The truth must remain hidden no longer, or wrapped around with the thick darkness of silence. Weird women have had the power of raising storms – and lulling waves to rest again – by their potent charms, at least from the time of the nine maiden priestesses on Isle of Sein off the coast of Brittany.

Brother Francesco Maria Guazzo’s Compendium Maleficarum faithfully documents many similar instances. In chapter VII, for example, he describes how it has been proved by experience that witches can control not only the wind, rain and hail, but even lightning. Indeed, certain Inquisitors confirmed – with 97.99 percent certainty – that such a one in their custody had the power of stirring up tempests.

From this evidence, and using Lewandowsky Logic, we are forced to conclude that so-called “EWE attribution” is nothing more than a black art of divination.

When our experts make fanciful conclusions incapable of falsification – such as “some cold events are consistent with the inter-play of on-going global warming and internal variability” – it is clear witches are making mischief once again and messing with their minds.

Yet the Orthodoxy ignores the supernatural, seldom confessing how “little is currently known about the predictability of the frequency of daily extremes at long lead times”.

So the House remains unaware why “much work is needed to take careful account of uncertainty when delivering forecasts of EWEs”? (Karoly, WGSP, 2012, white paper, I3).

Senator, the sceptical, confused and curious (aka “denialists”) do not want more deception and half-truths. They want frank disclosure of "the considerable uncertainties that remain"  the role of witches, the “possible confounding factors” and “many scientific challenges to be faced in developing a robust assessment process for EWEs”, and so on.

For how much longer will the Carbon Club – and members of the House – get away with so confidently dishing up pseudo-predictions and dodgy attribution statements in a carefully choreographed semantic smokescreen designed to discourage scrutiny?

Finally, if you have read this far, Senator, I thank you for your patience. Should you object that I have used more artifice than method in my letter, I shall take no great offence, since I have an ample excuse.

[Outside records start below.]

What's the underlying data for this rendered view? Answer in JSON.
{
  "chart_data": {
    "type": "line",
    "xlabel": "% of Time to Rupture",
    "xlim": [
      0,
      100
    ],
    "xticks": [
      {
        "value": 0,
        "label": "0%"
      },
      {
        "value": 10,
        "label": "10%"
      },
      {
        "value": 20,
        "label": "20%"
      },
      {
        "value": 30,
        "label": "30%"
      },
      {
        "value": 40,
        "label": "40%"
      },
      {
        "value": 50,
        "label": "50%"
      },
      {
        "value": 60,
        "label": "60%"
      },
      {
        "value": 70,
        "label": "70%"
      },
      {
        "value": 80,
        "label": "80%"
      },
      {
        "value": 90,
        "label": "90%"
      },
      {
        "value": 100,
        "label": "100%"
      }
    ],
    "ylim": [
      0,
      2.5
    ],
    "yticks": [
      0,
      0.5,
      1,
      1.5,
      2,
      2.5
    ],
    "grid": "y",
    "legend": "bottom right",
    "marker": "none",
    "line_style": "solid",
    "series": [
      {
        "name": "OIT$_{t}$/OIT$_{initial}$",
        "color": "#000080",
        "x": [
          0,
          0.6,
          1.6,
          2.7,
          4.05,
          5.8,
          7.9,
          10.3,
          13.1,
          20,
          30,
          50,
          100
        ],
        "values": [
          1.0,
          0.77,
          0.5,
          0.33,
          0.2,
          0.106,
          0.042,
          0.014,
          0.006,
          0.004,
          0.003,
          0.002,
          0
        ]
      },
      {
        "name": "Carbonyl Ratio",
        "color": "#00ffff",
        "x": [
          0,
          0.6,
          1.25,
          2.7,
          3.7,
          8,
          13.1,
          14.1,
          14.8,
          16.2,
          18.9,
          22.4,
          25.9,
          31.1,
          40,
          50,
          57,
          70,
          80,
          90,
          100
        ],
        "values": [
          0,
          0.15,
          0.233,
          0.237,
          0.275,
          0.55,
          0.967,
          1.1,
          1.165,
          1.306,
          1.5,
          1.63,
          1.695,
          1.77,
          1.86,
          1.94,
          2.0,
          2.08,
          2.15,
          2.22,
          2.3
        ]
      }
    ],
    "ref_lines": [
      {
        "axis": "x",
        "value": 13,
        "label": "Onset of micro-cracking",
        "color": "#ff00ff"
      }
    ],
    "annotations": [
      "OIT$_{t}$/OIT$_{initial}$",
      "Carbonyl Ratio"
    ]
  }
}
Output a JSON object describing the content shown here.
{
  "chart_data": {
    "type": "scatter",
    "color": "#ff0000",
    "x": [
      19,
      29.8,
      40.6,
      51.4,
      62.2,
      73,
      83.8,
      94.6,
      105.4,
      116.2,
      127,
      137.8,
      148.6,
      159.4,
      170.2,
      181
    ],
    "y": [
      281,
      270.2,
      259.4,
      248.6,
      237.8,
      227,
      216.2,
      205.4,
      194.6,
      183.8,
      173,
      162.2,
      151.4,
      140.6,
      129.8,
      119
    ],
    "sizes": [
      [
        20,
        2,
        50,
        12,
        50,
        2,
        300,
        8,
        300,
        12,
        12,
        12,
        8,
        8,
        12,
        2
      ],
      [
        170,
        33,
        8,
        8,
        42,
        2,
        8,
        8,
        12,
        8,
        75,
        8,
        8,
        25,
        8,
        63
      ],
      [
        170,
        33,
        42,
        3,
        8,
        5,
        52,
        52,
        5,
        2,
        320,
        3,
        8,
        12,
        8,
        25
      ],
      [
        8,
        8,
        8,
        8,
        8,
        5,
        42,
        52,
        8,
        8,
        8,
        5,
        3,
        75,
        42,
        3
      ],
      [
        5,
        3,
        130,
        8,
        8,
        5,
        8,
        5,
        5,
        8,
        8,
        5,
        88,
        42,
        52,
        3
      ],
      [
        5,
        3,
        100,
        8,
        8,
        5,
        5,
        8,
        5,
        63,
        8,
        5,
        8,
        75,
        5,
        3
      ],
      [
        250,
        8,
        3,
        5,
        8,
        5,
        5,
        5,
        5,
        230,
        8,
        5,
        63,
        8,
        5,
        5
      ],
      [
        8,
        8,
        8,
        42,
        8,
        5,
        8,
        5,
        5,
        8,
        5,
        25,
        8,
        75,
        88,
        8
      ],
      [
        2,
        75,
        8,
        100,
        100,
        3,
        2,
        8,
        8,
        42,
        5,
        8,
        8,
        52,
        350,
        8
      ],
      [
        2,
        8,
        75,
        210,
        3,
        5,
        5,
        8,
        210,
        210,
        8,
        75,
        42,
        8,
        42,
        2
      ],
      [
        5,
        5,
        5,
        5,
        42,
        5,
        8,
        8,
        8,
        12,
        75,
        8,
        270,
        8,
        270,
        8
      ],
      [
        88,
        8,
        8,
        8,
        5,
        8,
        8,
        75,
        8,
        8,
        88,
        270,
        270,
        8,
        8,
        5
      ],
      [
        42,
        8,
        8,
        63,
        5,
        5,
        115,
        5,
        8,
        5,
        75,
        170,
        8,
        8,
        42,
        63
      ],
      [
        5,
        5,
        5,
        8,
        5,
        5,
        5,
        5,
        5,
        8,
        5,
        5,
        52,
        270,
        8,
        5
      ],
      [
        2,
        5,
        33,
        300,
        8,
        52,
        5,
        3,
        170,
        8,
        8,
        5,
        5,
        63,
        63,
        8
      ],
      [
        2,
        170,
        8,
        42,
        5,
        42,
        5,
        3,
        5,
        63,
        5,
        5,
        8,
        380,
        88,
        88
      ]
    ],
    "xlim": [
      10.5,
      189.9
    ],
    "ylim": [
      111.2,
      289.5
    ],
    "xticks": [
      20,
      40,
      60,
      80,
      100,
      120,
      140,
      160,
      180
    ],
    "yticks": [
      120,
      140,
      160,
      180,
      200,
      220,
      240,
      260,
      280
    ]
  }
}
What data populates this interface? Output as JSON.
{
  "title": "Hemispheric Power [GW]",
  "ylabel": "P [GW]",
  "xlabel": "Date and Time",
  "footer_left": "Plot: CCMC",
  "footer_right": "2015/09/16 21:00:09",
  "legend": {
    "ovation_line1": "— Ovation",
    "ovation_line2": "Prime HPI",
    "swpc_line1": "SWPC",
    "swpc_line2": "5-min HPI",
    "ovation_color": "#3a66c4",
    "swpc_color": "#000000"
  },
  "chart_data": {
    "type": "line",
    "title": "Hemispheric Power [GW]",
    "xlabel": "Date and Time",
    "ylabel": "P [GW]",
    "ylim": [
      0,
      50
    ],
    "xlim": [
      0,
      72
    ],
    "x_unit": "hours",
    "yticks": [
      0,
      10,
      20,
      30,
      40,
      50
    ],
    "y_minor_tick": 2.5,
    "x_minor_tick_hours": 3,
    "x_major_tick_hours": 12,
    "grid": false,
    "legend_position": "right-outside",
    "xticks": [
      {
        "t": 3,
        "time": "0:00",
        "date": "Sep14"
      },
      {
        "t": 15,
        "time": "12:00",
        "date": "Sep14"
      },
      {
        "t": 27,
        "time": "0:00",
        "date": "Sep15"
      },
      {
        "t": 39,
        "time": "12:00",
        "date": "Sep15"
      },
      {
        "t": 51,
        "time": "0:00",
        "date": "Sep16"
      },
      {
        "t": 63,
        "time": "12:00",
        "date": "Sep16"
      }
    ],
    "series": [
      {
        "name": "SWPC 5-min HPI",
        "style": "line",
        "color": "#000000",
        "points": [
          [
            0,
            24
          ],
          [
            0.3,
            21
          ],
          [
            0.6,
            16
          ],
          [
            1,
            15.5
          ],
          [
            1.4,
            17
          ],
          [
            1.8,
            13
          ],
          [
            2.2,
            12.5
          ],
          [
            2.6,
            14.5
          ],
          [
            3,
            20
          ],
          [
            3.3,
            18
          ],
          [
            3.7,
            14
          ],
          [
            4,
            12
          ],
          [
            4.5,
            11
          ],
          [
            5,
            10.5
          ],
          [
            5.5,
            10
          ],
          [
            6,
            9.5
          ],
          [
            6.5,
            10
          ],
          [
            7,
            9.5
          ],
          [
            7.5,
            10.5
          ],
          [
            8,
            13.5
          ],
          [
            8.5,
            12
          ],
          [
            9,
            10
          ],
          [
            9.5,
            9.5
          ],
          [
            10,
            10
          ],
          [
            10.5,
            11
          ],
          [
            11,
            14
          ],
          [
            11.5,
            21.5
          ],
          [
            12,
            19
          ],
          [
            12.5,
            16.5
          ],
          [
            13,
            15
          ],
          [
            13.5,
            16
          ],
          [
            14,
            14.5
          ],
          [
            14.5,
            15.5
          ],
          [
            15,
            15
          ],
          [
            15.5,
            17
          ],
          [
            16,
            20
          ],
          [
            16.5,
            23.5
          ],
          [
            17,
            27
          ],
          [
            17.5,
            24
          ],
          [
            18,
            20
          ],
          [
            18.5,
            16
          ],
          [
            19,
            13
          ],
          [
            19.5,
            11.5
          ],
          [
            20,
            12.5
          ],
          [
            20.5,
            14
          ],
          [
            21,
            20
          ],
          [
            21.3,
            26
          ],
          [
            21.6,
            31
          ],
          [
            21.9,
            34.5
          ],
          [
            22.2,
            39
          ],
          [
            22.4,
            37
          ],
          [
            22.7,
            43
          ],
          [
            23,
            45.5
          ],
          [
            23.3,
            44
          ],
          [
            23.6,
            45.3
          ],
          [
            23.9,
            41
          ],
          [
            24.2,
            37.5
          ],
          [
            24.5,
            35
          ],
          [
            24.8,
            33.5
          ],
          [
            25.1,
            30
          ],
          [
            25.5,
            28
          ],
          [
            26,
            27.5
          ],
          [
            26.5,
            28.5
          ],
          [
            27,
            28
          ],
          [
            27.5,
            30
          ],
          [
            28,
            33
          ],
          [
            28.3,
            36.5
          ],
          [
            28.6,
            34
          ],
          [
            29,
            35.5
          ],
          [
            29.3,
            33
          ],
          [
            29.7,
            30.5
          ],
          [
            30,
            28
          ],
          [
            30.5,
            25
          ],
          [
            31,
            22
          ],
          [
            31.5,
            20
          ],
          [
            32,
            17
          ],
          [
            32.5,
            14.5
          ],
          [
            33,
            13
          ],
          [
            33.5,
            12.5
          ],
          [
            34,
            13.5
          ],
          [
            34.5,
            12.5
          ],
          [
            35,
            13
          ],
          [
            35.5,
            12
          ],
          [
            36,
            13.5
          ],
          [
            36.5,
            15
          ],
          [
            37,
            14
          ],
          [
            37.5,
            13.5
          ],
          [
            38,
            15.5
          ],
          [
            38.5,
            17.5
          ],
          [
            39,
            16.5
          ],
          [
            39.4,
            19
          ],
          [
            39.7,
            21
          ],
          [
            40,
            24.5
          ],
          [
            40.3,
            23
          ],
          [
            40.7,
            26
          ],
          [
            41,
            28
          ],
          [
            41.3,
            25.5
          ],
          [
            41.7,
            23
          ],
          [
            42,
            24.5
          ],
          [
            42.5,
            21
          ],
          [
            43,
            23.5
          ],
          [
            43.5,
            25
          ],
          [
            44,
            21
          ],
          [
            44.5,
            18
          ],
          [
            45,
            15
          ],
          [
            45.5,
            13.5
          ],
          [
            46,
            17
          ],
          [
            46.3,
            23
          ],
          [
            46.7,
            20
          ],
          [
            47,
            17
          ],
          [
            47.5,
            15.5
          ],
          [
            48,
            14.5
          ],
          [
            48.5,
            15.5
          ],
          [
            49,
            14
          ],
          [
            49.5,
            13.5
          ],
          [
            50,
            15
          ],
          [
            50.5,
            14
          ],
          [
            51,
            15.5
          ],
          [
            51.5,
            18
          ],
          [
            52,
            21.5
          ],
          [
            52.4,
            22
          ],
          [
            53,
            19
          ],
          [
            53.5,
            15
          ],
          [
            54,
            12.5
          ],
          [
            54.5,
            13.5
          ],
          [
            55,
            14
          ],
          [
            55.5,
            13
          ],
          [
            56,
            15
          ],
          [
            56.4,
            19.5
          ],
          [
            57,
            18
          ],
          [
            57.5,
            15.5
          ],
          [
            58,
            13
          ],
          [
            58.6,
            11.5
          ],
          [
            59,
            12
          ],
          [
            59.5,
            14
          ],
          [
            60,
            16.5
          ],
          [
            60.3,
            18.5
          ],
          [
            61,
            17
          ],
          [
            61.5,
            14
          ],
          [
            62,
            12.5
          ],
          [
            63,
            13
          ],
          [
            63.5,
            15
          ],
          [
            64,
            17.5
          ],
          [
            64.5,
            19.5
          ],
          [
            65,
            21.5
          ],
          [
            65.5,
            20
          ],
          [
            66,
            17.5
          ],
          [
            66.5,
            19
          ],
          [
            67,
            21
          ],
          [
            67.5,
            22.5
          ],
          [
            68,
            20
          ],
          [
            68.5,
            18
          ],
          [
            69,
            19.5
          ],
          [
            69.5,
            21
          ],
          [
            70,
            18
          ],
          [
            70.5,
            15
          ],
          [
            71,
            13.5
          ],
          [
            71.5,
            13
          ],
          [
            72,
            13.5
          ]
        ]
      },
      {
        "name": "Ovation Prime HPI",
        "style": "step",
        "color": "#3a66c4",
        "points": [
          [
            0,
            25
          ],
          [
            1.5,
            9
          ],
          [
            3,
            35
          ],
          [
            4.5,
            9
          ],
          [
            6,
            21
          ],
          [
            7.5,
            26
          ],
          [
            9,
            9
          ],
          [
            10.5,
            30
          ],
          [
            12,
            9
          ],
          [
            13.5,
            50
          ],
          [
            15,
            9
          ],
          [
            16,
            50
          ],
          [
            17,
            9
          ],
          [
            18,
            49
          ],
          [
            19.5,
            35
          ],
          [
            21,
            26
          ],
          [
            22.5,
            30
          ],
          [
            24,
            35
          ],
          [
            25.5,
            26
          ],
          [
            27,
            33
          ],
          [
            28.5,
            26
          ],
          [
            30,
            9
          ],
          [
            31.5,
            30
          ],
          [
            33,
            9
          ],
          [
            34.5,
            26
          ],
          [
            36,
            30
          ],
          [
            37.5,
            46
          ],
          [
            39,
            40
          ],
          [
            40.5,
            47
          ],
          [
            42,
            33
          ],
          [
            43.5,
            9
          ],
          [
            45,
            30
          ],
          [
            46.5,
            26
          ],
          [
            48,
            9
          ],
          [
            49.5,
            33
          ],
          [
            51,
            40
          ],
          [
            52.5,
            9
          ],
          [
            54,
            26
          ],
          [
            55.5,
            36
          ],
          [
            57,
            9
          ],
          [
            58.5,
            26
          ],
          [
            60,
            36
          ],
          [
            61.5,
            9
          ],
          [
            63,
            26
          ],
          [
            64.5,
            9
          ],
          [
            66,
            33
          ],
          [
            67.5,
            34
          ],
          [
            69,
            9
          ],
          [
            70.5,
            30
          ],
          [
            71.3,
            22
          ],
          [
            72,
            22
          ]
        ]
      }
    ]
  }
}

For who, as the old proverb says, can make bricks without straw, a saint without a villain, weather without a witch, a dog bark without a herring, a model without data, a prediction without a soothsayer, an emperor without clothes, a scare without a scarecrow, drivel without a driveller, or claim to know all the secrets of the Earth’s thermostat without a lot of chutzpah?

Michael Kile,  July 2013

Michael Kile does not work for, consult to, own shares in or receive funding from any company or organisation that would benefit from this article. He has no relevant affiliations, except as author of The Devil’s Dictionary of Climate Change.